Mais l’arrêt du Conseil d’État n°219/2024-2025, rendu le 15 juillet 2025, a tranché en faveur des requérants, annulant purement et simplement la décision gouvernementale.

Le Conseil d’État rappelle la règle du droit

En annulant cette redevance, le Conseil d’État a rappelé un principe fondamental: nul impôt ne peut être institué sans une loi adoptée par le Parlement. La Constitution est claire à ce sujet. Le pouvoir exécutif, à savoir le Conseil des ministres, n’a pas le droit d’imposer une taxe par simple décision administrative.

Si le ministre des Finances, Yassine Jaber, a certes pris l’engagement de ne valider aucune dépense sans couverture budgétaire, il a néanmoins contourné les règles constitutionnelles en imposant cette taxe sans base législative.

Une taxe injuste et économiquement néfaste

Au-delà de la forme, le fond pose également problème. Taxer de manière uniforme un produit de base, sans ciblage social, revient à pénaliser indistinctement toutes les couches de la population, des plus riches aux plus vulnérables. Une politique facile, mais aux conséquences économiques lourdes: elle freine la consommation, ralentit la croissance, fragilise le secteur privé et, in fine, réduit les recettes fiscales de l’État.

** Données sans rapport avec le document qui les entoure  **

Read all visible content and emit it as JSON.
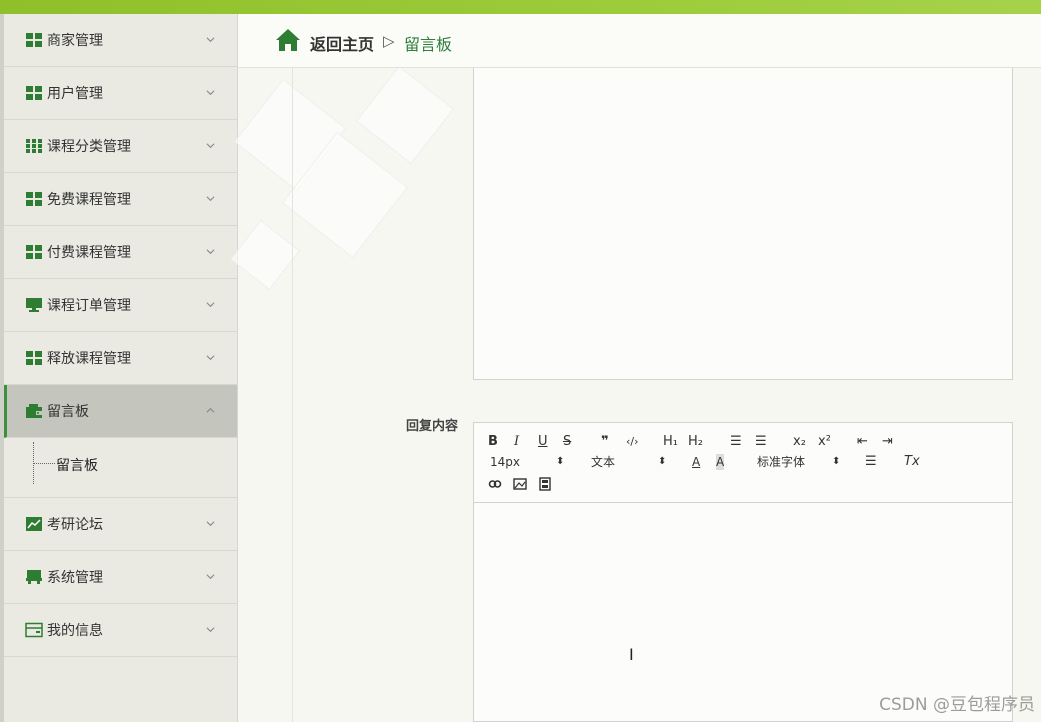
{
  "sidebar": {
    "items": [
      {
        "label": "商家管理",
        "icon": "grid-icon"
      },
      {
        "label": "用户管理",
        "icon": "grid-icon"
      },
      {
        "label": "课程分类管理",
        "icon": "grid9-icon"
      },
      {
        "label": "免费课程管理",
        "icon": "grid-icon"
      },
      {
        "label": "付费课程管理",
        "icon": "grid-icon"
      },
      {
        "label": "课程订单管理",
        "icon": "monitor-icon"
      },
      {
        "label": "释放课程管理",
        "icon": "grid-icon"
      },
      {
        "label": "留言板",
        "icon": "wallet-icon",
        "expanded": true,
        "children": [
          "留言板"
        ]
      },
      {
        "label": "考研论坛",
        "icon": "chart-icon"
      },
      {
        "label": "系统管理",
        "icon": "store-icon"
      },
      {
        "label": "我的信息",
        "icon": "card-icon"
      }
    ]
  },
  "header": {
    "home": "返回主页",
    "sep": "▷",
    "current": "留言板"
  },
  "form": {
    "reply_label": "回复内容"
  },
  "toolbar": {
    "bold": "B",
    "italic": "I",
    "underline": "U",
    "strike": "S",
    "quote": "❞",
    "code": "‹/›",
    "h1": "H₁",
    "h2": "H₂",
    "ol": "☰",
    "ul": "☰",
    "sub": "x₂",
    "sup": "x²",
    "outdent": "⇤",
    "indent": "⇥",
    "size": "14px",
    "size_caret": "⬍",
    "style": "文本",
    "style_caret": "⬍",
    "color": "A",
    "bg": "A",
    "font": "标准字体",
    "font_caret": "⬍",
    "align": "☰",
    "clean": "Tx"
  },
  "watermark": "CSDN @豆包程序员",
  "colors": {
    "accent": "#2f7e3c",
    "top": "#9ccc3a",
    "icon": "#2e7d32"
  }
}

L’impact est encore plus grave lorsqu’il s’agit de carburants, un bien essentiel. La taxation de ces produits provoque un effet domino sur les prix à la consommation et alimente l’inflation. Une inflation qui agit comme une taxe déguisée, insidieuse et profondément inégalitaire.

Confusion administrative: la machine s’enraye

Dans les jours qui ont suivi l’arrêt du Conseil d’État, le marché des carburants a sombré dans le chaos, faute de coordination entre les administrations. Le ministre de l’Énergie, Joe Saddi, a appliqué la suspension de la taxe dès le 17 juillet, publiant une nouvelle grille tarifaire.

Mais les douanes, non encore officiellement informées, ont continué à percevoir la redevance. Résultat: incompréhension chez les distributeurs et suspension des livraisons dès le lundi suivant, en attendant des directives claires.

Ce n’est que le 21 juillet que le ministère des Finances a publié un communiqué confirmant l’entrée en vigueur de la décision du Conseil d’État et notifiant la direction des douanes. Sur cette base, le Conseil supérieur des douanes a enfin ordonné l’arrêt immédiat de la perception de la redevance.

Le consommateur, toujours perdant

Dans cette cacophonie administrative, le consommateur final reste le grand perdant. Dépourvu de protection, il subit la hausse des prix sans espoir de retour à la normale. Car, dans un marché sans régulation active, les hausses ont tendance à devenir permanentes. Les prix, une fois majorés, redescendent rarement.

Certains observateurs estiment que la confusion a entraîné une hausse de près de 20% à la consommation. Ce chiffre peut sembler exagéré, mais il reflète bien la perte de confiance et l’opacité d’un marché privé de garde-fous efficaces.